接下来是一个for循环(其实并不是,前面有

datasets = [['davis', 'kiba'][int(sys.argv[1])]]

,dataset为指定用davis还是kiba数据集)

for dataset in datasets:
    train_data, valid_data = create_dataset_for_5folds(dataset, fold)
    train_loader = torch.utils.data.DataLoader(train_data, batch_size=TRAIN_BATCH_SIZE, shuffle=True,
                                               collate_fn=collate)
    valid_loader = torch.utils.data.DataLoader(valid_data, batch_size=TEST_BATCH_SIZE, shuffle=False,
                                               collate_fn=collate)

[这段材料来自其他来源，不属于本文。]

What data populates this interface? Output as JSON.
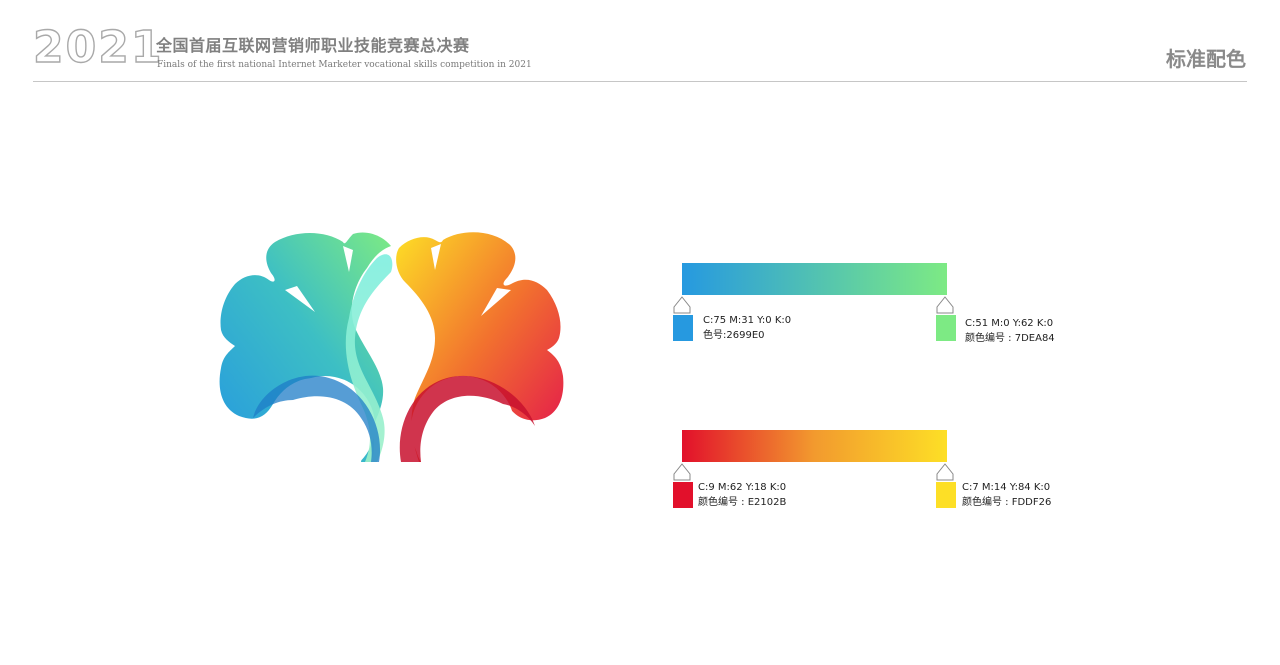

这一部分很重要,我们先去分析一下create_dataset_for_5folds(dataset,fold)方法

这里根据输入的fold,从5份fold中,选择4份作为train_fold,另外一份作为vaild_fold,这种操作可以防止过拟合

def create_dataset_for_5folds(dataset, fold=0):
    # load dataset
    dataset_path = 'data/' + dataset + '/'
    #TODO 此处的train_fold_setting1.txt 文件不懂,猜测是模型或者训练方式的一些设定?
    train_fold_origin = json.load(open(dataset_path + 'folds/train_fold_setting1.txt'))
    train_fold_origin = [e for e in train_fold_origin]  # for 5 folds


.......

 valid_fold = train_fold_origin[fold]  # one fold
    for i in range(len(train_fold_origin)):  # other folds
        if i != fold:
            train_folds += train_fold_origin[i]

载入蛋白质和药物字典(字典为key+序列)

 ligands = json.load(open(dataset_path + 'ligands_can.txt'), object_pairs_hook=OrderedDict)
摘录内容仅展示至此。